Une blague sur la canicule qui ne passe pas
Tout est parti d’une séquence diffusée le 24 juin dans Quotidien. Alors que la France connaissait un important épisode de canicule, Yann Barthès a évoqué le caractère, selon lui, universel de cette vague de chaleur.
L’animateur a expliqué que tout le monde subissait les mêmes températures, qu’il s’agisse de citoyens ordinaires, de ministres ou encore du milliardaire Bernard Arnault. « Tout le monde a chaud », a-t-il affirmé avant d’ajouter que chacun était « logé à la même enseigne » face à la chaleur.
C’est la suite de son intervention qui a provoqué un tollé. Évoquant les personnes vivant sous les toits, souvent confrontées à des températures particulièrement élevées dans leur logement, Yann Barthès a ironisé sur leur situation. En riant, il a déclaré : « Il y a ceux qui vivent sous les toits (…). Ils se sentent autorisés à parler plus fort car « j’habite sous les toits ». Tout le monde s’en fout ! »
Rapidement relayée sur les réseaux sociaux, cette séquence a suscité de nombreuses critiques.
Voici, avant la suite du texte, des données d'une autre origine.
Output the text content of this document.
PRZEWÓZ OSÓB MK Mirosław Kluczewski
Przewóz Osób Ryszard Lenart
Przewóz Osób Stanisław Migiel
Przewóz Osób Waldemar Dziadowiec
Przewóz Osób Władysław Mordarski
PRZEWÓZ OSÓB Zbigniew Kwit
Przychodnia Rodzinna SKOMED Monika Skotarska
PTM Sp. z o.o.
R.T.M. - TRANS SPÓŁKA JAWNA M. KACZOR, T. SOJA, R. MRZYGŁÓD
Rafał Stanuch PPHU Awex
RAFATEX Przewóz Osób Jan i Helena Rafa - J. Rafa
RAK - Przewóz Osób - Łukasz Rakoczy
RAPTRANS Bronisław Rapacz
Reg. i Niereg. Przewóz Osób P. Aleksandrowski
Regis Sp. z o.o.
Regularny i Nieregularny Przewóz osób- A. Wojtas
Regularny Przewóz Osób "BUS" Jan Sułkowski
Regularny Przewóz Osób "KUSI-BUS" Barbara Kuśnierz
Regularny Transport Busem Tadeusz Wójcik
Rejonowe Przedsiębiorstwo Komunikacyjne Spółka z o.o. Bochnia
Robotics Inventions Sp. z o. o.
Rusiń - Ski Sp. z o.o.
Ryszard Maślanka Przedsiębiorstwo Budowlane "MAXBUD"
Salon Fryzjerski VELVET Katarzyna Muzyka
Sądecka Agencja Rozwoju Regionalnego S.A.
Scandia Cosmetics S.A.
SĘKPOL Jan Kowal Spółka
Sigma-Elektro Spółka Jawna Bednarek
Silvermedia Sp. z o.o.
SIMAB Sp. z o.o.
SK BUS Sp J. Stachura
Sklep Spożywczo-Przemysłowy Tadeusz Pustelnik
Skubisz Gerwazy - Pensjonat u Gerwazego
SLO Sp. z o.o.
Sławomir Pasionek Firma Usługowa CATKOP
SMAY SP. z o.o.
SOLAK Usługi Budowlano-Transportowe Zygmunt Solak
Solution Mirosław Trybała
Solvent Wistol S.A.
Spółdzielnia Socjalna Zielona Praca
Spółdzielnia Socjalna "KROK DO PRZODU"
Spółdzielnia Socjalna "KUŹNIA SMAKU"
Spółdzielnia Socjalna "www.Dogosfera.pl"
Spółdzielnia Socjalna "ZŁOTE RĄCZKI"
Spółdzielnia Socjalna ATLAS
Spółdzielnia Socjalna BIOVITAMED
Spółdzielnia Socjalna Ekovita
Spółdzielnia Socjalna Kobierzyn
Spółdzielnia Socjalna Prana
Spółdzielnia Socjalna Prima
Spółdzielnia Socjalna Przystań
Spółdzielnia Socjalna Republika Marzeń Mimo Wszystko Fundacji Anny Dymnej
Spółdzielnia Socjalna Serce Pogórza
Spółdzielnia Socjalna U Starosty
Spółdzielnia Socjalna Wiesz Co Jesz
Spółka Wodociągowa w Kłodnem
Plusieurs internautes ont estimé que ces propos minimisaient les difficultés rencontrées par les personnes vivant dans des logements mal isolés, particulièrement exposés aux fortes chaleurs.
Une pétition symbolique pour dénoncer les inégalités
Parmi les réactions les plus remarquées figure celle de Charlotte Ensaigne, enseignante et activiste engagée sur les questions environnementales et sociales. Sur Instagram, elle a dénoncé ce qu’elle qualifie de « mépris de classe sous couvert d’humour ».
Dans la foulée, elle a lancé une pétition intitulée « Coupons la clim à Yann Barthès ». Derrière ce titre volontairement provocateur, l’objectif n’est pas de priver réellement l’animateur de climatisation, mais d’attirer l’attention sur les inégalités face aux vagues de chaleur.
Dans le texte de la pétition, elle explique : « Parce qu’il semble convaincu que milliardaires, ministres et habitants de chambres de bonne vivent les canicules dans les mêmes conditions, nous demandons symboliquement la coupure de la climatisation de Yann Barthès. Non par cruauté, mais dans un souci d’expérimentation scientifique, il est parfois utile de confronter les théories à la réalité. »
En quelques jours seulement, le texte a dépassé les 23 000 signatures. Les signataires demandent avant tout que Yann Barthès reconnaisse publiquement que les conséquences des canicules ne touchent pas tous les Français de la même manière.
À ce jour, Yann Barthès n’a pas pris publiquement la parole concernant cette polémique. La production de Quotidien ne s’est pas non plus exprimée sur la pétition ou sur les critiques suscitées par cette séquence.